The journal Diabetes Care reported on a study of 60 people with type 2 diabetes who consumed cinnamon daily for 40 days, and they all saw dramatic improvements. Amounts as small as 3-6 grams per day can reduce fasting glucose levels by 20% or more, lower triglycerides 20-30%, and cut cholesterol levels as much as 25%. Researchers say that including cinnamon in your diet will reduce risk factors associated with diabetes and cardiovascular diseases.

Get moving, but there’s no need to run a marathon.
Researchers have discovered that even the smallest amount of daily exercise can help to lower blood glucose levels. And it’s easy to add a little bit of extra movement into your day without having to adjust your schedule or set aside a specific time to exercise. Instead of taking the elevator, take the stairs, Instead of finding a parking spot close to the front door, pick one at the outside of the lot. When it’s time for a break, head out the door for a quick walk around the building instead of sitting in the break room.

Surprisingly, researchers in Austria have discovered that walking downhill is more effective than walking uphill for reducing blood glucose levels. A team of researchers led by Heinz Drexel of the Voralbert Institute had 45 healthy, sedentary people walk on a steep mountain for 3 to 5 days a week, because they didn’t think walking downhill would provide much health benefit. But they were startled to discover that downhill walkers were better able to get their blood sugar under control.

Put your glucose levels to sleep.
According to Phyllis Zee, director of the Sleep Disorders Center at Northwestern Memorial Hospital in Chicago, people with diabetes have a harder time sleeping well and are more prone to daytime sleepiness, insomnia, and restless leg syndrome. Sleep apnea, which interrupts breathing during sleep, seems to affect many people with type 2 diabetes. Apnea has been shown to correlate with blood glucose levels and contribute to the severity of diabetes.

The connection between sleep apnea and diabetes is unclear, but trying to get a better night’s sleep may help your body control hormones and prevent oxidative stress, which can occur when the body’s tissues don’t get enough oxygen. And if you aren’t breathing well during sleep, your oxygen saturation levels can be dropping, causing your blood sugar levels to rise. Doctors advise that diabetics who are overweight with risk factors for sleep apnea should get screened. Treating sleep apnea can have a potential impact not only on diabetes, but also on other health problems and how you feel in general.

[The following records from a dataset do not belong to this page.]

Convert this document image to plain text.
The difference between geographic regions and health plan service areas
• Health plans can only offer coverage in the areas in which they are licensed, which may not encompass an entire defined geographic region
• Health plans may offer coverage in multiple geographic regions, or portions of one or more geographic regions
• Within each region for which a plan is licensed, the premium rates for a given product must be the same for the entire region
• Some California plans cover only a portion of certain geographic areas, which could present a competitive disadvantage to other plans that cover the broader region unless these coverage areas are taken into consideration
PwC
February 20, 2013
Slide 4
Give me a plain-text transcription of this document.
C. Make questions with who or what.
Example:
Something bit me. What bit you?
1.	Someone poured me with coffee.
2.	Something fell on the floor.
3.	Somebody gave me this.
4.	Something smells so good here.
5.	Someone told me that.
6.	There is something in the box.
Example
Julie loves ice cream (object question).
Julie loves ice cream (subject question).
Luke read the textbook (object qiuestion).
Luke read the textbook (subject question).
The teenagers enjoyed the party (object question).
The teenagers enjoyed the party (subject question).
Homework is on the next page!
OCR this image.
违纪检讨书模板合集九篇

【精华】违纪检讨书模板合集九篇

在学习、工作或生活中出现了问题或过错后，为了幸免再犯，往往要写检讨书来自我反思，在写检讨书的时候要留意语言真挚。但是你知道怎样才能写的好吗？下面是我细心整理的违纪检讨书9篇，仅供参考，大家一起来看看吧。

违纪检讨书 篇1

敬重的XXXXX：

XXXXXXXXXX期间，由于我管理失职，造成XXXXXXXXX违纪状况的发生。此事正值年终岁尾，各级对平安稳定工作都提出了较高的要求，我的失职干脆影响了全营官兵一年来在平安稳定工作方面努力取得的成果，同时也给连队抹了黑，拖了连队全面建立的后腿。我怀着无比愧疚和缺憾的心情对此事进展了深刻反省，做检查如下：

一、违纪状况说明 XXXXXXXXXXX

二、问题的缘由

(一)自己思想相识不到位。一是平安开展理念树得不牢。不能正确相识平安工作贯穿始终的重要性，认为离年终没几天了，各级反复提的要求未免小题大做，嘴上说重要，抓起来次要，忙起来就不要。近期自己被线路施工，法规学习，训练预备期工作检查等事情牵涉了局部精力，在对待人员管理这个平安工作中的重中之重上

Bask in the sunshine of lower glucose levels.
Low levels of vitamin D in the body have been linked to insulin insensitivity and lowered glucose tolerance. The Journal of Nutritional Biochemistry reported findings from a study that indicated that sunlight can help the body counter low levels of vitamin D. Sunlight helps the body produce D3, which is essential for maintaining healthy funciton8ing of the beta cells in the pancreas, which produce insulin. Experts suggest that sitting in full sunlight for 20 to 30 minutes, at least three times a week, can help maintain calcium levels and help lower blood glucose levels.

Changing your lifestyle in even these small ways can help you manage the basic physiological factors that affect blood glucose levels. Even minor changes in diet, exercise, sleep, and stress can result in dramatic improvements in your health and well-being.